The data reflects the shift. In 2014, 126 districts were affected by Left-Wing Extremism. By 2025, that number fell to 11. The most severely affected districts declined from 36 to three. Violent incidents dropped from 1,936 in 2010 to 141 in 2025. Fatalities declined from 1,005 to 87. In 2025 alone, 390 Maoists were neutralised, 860 surrendered, and nearly 2,000 left the organisation.

By February 2026, incidents had reduced to single digits. Large-scale surrenders, including dozens of cadres in Dantewada, signalled a continuing shift. Today, Maoist presence is largely confined to pockets of Bastar in Chhattisgarh and limited areas of Odisha.

Beyond statistics, development indicators tell a parallel story. Over 12,000 kilometres of roads have been built in affected regions. Thousands of mobile towers have been installed. Banking access expanded.

Employment schemes such as MGNREGA, now rechristened, provided wage security. Housing programs benefited tribal families. Health insurance under Ayushman Bharat widened coverage. Residential schools for tribal students opened new educational pathways. Skill development centres offered alternatives to militancy.

The young villager who once saw the gun as empowerment now sees opportunity in education, migration, entrepreneurship and democratic participation. Despite Maoist calls to boycott elections, voter turnout in tribal areas remained significant. Political change unfolded even in former strongholds.

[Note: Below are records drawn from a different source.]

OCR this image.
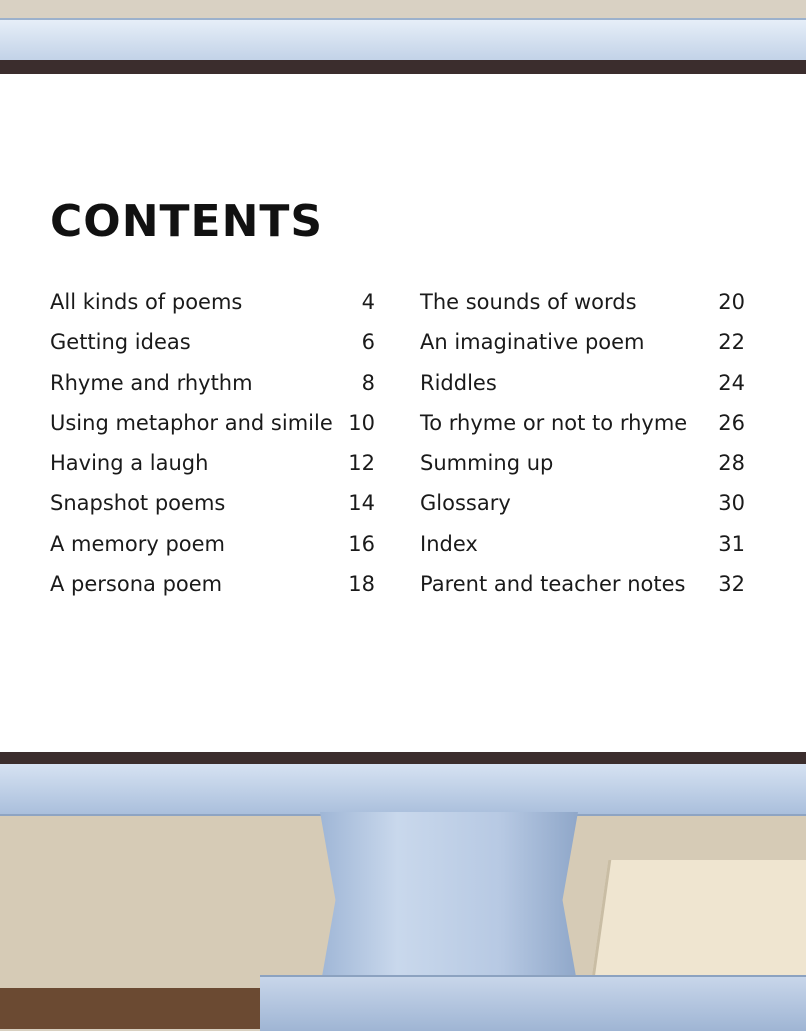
CONTENTS
All kinds of poems	4
Getting ideas	6
Rhyme and rhythm	8
Using metaphor and simile 10
Having a laugh	12
Snapshot poems	14
A memory poem	16
A persona poem	18
The sounds of words	20
An imaginative poem	22
Riddles	24
To rhyme or not to rhyme 26
Summing up	28
Glossary	30
Index	31
Parent and teacher notes 32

Violence, in contrast, delivered diminishing returns. Infrastructure was destroyed. Vaccination campaigns were obstructed. Villages were isolated. Civilian casualties mounted, more than 10,000 since 2000.

One surrendered cadre captured the shift succinctly: “We fought for land. They gave us houses, toilets and tap water.” Militarily, the insurgency has receded. Politically, it holds little traction. Morally, it faces hard questions.

Neglect in the 1960s contributed to its birth. A welfare-driven governance model in the 21st century appears to be writing its conclusion. The official target is a Naxal-free India by 31 March 2026.

The red shadow has thinned. The gun’s echo has weakened. In its place rises a different demand, for roads, jobs, education and dignity. Perhaps that is the real turning point.